Understanding Time Complexity

We want to know how fast we can count how many times a number appears in a sorted list.

How does the time needed change when the list gets bigger?

Scenario Under Consideration

Analyze the time complexity of the following code snippet.


func countOccurrences(arr []int, target int) int {
    left := binarySearch(arr, target, true)
    if left == -1 {
        return 0
    }
    right := binarySearch(arr, target, false)
    return right - left + 1
}

func binarySearch(arr []int, target int, findFirst bool) int {
    low, high := 0, len(arr)-1
    result := -1
    for low <= high {
        mid := low + (high-low)/2
        if arr[mid] == target {
            result = mid
            if findFirst {
                high = mid - 1
            } else {
                low = mid + 1
            }
        } else if arr[mid] < target {
            low = mid + 1
        } else {
            high = mid - 1
        }
    }
    return result
}

This code finds the first and last position of the target using binary search, then counts how many times it appears.

Identify Repeating Operations

Identify the loops, recursion, array traversals that repeat.

Primary operation: The binary search loop inside binarySearch runs repeatedly.
How many times: Each binary search runs about log₂(n) times, where n is the array size.
We do two binary searches: one to find the first occurrence, one for the last.

How Execution Grows With Input

As the list gets bigger, the number of steps grows slowly, not directly with the size.

Input Size (n)	Approx.

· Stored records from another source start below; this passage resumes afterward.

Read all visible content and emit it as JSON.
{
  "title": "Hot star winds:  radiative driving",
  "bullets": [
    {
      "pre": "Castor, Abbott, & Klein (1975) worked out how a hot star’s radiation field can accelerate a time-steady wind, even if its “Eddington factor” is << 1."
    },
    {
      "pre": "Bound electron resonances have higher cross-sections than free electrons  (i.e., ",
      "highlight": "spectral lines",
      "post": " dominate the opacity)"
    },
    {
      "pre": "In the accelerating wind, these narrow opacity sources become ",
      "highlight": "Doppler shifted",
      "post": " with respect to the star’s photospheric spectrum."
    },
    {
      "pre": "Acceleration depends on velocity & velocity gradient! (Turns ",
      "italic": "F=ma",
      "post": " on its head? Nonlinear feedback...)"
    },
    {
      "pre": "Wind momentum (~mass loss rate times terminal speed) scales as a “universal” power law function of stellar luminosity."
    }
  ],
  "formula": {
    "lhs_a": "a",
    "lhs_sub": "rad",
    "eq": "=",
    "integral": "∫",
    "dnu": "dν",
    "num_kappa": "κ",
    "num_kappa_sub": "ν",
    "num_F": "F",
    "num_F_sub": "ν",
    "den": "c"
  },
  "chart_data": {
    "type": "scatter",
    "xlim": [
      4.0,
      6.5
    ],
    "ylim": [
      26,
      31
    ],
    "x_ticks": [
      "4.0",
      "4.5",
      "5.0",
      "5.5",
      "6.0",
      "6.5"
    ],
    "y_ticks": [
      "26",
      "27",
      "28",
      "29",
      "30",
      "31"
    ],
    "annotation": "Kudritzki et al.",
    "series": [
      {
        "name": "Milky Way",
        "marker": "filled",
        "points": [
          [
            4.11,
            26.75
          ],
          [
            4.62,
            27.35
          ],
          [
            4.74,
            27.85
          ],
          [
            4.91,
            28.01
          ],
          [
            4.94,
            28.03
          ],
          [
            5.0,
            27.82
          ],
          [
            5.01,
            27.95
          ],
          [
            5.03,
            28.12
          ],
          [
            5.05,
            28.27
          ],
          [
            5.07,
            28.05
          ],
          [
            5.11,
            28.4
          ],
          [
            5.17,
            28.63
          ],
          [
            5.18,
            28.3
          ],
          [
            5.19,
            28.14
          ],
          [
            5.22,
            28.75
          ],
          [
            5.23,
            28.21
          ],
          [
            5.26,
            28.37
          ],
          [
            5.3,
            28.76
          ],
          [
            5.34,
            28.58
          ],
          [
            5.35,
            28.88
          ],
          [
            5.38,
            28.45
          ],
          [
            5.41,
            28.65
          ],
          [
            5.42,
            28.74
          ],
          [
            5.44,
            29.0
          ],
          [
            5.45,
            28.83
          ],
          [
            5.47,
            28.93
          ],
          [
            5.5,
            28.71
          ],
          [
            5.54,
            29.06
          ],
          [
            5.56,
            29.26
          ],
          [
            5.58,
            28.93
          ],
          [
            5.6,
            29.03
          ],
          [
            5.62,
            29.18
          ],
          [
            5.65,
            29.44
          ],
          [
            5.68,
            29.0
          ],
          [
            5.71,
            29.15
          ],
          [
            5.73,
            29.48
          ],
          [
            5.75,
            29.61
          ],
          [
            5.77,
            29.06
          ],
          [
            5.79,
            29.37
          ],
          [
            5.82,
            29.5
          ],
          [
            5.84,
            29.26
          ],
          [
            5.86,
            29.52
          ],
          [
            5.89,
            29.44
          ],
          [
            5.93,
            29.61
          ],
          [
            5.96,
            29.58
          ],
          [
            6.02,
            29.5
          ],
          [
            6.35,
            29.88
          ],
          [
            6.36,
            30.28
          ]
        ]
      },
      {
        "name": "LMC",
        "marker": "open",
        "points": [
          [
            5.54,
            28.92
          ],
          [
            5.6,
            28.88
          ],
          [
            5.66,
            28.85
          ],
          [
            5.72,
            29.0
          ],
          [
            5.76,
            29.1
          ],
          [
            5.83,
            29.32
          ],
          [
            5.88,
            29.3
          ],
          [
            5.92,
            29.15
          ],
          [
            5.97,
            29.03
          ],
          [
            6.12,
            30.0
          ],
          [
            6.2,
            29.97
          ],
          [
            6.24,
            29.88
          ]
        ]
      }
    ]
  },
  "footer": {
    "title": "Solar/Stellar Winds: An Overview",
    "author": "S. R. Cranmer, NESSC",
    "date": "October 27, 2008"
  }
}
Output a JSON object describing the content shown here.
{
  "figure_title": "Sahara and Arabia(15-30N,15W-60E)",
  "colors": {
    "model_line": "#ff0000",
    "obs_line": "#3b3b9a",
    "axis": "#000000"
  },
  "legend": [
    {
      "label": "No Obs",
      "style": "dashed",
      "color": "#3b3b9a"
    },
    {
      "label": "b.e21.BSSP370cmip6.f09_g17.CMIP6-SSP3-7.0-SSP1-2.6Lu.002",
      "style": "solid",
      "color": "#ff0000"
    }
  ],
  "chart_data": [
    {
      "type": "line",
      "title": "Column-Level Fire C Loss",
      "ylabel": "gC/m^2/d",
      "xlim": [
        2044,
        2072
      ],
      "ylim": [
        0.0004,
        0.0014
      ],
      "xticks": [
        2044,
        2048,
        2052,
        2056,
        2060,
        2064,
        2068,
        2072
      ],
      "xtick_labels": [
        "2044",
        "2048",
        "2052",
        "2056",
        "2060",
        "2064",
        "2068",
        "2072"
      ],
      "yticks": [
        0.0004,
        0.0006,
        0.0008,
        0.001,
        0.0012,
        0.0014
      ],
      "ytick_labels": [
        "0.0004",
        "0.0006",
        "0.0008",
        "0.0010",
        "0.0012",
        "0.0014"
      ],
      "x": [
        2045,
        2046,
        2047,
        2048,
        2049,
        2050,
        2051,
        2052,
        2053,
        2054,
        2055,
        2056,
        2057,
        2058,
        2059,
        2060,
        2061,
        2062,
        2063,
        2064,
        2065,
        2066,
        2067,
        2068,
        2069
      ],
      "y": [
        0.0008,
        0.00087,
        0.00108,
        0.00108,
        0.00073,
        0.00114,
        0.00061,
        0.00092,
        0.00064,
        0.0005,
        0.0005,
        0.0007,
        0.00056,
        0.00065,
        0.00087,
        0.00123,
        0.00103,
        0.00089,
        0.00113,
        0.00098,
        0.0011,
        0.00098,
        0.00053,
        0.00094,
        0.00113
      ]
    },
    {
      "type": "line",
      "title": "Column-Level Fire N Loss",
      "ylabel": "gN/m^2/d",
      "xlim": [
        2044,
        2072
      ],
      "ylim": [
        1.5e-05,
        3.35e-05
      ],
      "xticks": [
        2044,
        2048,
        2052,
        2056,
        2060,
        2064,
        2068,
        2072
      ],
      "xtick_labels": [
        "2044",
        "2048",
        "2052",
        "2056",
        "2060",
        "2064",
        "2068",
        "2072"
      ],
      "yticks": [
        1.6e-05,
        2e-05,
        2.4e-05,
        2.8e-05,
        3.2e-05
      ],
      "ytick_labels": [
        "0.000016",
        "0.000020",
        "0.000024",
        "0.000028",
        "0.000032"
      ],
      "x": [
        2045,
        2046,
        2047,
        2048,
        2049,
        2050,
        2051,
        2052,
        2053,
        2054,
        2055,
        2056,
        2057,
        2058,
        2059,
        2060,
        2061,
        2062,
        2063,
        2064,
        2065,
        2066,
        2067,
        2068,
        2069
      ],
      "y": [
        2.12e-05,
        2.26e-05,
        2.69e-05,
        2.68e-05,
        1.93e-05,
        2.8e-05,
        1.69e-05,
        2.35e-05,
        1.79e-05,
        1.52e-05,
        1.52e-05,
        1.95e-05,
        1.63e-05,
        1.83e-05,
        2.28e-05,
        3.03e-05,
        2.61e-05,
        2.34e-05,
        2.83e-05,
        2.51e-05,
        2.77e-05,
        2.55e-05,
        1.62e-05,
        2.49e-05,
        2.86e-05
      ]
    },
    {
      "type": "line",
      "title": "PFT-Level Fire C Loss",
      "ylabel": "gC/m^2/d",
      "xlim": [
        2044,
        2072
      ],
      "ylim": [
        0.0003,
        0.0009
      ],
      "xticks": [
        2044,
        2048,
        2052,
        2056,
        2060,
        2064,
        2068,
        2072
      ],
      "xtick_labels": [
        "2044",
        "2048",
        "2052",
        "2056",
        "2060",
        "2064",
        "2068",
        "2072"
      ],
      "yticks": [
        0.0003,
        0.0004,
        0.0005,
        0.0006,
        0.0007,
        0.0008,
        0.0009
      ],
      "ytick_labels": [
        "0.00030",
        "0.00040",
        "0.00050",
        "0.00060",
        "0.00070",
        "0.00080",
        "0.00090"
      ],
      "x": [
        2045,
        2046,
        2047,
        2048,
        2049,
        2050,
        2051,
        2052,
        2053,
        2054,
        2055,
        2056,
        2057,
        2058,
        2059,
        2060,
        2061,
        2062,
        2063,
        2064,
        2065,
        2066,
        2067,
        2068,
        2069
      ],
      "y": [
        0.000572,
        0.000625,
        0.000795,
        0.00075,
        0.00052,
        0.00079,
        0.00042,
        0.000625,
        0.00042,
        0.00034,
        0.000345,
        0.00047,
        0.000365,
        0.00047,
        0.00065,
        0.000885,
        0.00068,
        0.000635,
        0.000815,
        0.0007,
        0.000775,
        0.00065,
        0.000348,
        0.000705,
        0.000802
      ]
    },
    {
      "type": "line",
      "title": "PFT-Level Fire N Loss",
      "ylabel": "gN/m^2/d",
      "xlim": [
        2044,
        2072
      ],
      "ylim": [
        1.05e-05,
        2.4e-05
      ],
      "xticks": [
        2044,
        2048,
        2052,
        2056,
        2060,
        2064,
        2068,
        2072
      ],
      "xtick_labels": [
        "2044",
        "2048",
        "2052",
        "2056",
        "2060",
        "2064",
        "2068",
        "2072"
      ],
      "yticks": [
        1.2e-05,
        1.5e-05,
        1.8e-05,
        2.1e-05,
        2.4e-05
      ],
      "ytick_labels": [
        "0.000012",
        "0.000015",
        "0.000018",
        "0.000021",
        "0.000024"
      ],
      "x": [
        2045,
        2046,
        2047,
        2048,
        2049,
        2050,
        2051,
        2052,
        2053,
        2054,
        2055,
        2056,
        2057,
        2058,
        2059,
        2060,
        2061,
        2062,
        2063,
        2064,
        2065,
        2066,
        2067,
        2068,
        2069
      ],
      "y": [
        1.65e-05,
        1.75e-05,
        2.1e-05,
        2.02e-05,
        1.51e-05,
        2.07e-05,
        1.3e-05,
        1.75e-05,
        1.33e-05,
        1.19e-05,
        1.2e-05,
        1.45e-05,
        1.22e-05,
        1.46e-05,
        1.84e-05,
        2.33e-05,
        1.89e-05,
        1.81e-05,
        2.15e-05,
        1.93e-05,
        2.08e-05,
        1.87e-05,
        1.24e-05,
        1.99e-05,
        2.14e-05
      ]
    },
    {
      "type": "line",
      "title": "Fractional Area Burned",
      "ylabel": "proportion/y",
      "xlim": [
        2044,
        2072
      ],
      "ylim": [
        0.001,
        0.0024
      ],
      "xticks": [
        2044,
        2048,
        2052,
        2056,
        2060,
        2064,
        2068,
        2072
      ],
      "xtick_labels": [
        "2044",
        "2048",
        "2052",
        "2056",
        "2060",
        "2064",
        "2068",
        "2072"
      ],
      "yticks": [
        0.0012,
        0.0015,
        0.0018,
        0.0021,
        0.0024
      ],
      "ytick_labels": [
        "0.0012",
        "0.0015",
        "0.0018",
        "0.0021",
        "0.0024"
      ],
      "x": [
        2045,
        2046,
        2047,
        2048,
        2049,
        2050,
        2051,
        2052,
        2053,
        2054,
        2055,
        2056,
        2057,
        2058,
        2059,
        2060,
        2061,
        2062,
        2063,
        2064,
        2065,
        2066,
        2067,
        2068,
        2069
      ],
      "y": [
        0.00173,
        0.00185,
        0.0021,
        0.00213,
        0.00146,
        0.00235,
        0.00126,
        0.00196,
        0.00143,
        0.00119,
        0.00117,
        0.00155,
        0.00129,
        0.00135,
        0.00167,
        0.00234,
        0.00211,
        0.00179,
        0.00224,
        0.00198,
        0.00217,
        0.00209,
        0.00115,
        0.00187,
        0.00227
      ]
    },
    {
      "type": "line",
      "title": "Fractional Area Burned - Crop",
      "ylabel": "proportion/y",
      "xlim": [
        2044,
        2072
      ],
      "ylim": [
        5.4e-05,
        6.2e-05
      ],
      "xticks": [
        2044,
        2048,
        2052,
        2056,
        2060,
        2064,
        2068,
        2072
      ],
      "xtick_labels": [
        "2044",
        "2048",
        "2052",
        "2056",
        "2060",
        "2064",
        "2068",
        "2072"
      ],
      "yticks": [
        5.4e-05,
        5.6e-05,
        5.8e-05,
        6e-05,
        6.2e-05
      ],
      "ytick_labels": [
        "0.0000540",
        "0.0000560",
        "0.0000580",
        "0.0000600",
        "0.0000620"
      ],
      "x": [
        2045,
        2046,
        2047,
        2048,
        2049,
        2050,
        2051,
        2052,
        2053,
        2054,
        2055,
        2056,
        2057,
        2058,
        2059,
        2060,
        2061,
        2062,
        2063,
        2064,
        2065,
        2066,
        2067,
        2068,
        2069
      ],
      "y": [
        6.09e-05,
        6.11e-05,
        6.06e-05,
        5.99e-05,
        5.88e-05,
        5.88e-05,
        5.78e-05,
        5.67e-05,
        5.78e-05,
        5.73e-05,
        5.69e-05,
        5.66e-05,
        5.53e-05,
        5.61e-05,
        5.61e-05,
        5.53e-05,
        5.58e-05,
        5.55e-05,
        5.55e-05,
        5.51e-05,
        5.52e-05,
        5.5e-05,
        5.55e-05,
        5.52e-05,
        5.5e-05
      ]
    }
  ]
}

Operations
10	About 2 x 4 = 8 steps
100	About 2 x 7 = 14 steps
1000	About 2 x 10 = 20 steps

Pattern observation: Doubling the input size adds only a few more steps because binary search cuts the search space in half each time.

Final Time Complexity

Time Complexity: O(log n)

This means the time to count occurrences grows slowly as the list grows, making it very efficient.

Common Mistake

[X] Wrong: "Counting occurrences requires checking every element, so it must be O(n)."

[OK] Correct: Because the array is sorted, we can use binary search to jump directly to the target's positions without checking all elements.

Interview Connect

Understanding how to use binary search to count occurrences shows you can use smart searching techniques, a skill valued in many coding challenges.

Self-Check

"What if the array was not sorted? How would the time complexity change?"